The Youth Justice Board has done excellent work to halve the youth custodial population over the past decade but continues to spend £246 million a year detaining a small fraction of young offenders, the inquiry found.

The Chair of the Committee, Sir Alan Beith MP, said:

“Youth custody should only be used in cases of genuine last resort.

“Only a tiny proportion of young offenders given a court disposal last year were sentenced to custody, but two-thirds of the Youth Justice Board’s budget was spent on youth detention.

“More of this money needs to be spent on early intervention with young children at risk of offending, on restorative justice approaches and on intensive alternatives to custody with higher risk offenders, such as multi-systemic therapy and Intensive Fostering. 73% of young offenders sentenced to custody go on to reoffend.
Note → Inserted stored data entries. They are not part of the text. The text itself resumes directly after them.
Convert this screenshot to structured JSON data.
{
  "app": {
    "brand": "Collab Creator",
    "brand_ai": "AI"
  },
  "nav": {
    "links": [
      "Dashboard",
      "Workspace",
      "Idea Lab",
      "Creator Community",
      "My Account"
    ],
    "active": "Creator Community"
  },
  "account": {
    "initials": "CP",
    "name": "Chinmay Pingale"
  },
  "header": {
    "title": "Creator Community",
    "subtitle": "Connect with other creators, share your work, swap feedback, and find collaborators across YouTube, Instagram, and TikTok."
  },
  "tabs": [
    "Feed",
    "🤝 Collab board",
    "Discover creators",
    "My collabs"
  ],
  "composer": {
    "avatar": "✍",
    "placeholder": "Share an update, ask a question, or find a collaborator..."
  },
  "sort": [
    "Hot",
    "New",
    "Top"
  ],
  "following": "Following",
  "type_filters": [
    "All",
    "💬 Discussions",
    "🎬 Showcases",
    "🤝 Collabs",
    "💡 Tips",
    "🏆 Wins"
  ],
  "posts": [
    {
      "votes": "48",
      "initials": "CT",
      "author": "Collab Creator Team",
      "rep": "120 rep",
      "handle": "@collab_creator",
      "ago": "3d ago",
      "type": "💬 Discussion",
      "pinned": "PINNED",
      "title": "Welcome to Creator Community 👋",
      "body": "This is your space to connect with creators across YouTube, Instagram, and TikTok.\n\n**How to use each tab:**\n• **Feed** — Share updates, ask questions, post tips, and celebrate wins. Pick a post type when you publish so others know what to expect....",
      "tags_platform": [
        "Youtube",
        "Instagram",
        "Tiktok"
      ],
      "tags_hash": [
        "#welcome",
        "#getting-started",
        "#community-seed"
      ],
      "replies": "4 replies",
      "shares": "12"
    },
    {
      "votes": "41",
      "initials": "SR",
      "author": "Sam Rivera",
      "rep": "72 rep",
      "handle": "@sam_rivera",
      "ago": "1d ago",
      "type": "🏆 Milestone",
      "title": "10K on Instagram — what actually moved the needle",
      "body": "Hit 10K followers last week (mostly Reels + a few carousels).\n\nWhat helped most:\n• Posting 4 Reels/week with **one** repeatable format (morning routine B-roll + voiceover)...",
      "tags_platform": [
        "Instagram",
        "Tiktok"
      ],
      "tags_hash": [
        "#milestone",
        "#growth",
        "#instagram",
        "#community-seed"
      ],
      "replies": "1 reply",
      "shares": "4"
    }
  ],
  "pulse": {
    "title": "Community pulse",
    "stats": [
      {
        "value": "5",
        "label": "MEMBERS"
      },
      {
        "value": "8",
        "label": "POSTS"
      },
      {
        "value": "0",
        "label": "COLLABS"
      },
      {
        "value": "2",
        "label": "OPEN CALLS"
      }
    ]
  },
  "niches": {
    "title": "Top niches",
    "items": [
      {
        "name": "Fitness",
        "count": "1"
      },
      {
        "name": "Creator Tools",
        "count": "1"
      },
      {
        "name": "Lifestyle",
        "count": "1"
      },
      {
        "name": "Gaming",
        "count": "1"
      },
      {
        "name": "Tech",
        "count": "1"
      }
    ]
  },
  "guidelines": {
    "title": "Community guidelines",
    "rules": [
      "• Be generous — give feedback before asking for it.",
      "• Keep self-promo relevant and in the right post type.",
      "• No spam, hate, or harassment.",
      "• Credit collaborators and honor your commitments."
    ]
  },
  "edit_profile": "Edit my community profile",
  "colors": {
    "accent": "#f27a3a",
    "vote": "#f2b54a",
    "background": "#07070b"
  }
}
“We are pleased that the Government is considering ways of building on the success of the Board and local partnerships and have made some recommendations which we think would help to cement these gains.”

These recommendations include:

  • A statutory threshold to enshrine in legislation the principle that only the most serious and prolific young offenders should be placed in custody;
  • Devolving the custody budget to enable local authorities to invest in effective alternatives to custody; and
  • More action to reduce the number of young people who breach the terms of their community sentences and the number of young black men in custody.

The Committee endorses the Secretary of State’s aim of improving the basic literacy of offenders, as outlined in the Transforming Youth Custody consultation paper issued in February, but it is not convinced that it is most useful to focus resources on the secure estate, given that the average length of stay is currently 79 days. The greater focus, it argues, should be on improving transition between custody and the community, and on improving provision in the community and incentivising schools and colleges to take back difficult students.

The binary re-offending rate has remained stubbornly around 33-35% over the past decade. The Committee makes a number of further recommendations in its wide-ranging report but asks the Government to focus in particular on the need for better data about which interventions work best to prevent offending and re-offending; and for providing suitable accommodation for young offenders on release from custody, without which it will be impossible to make significant reductions to the re-offending rate.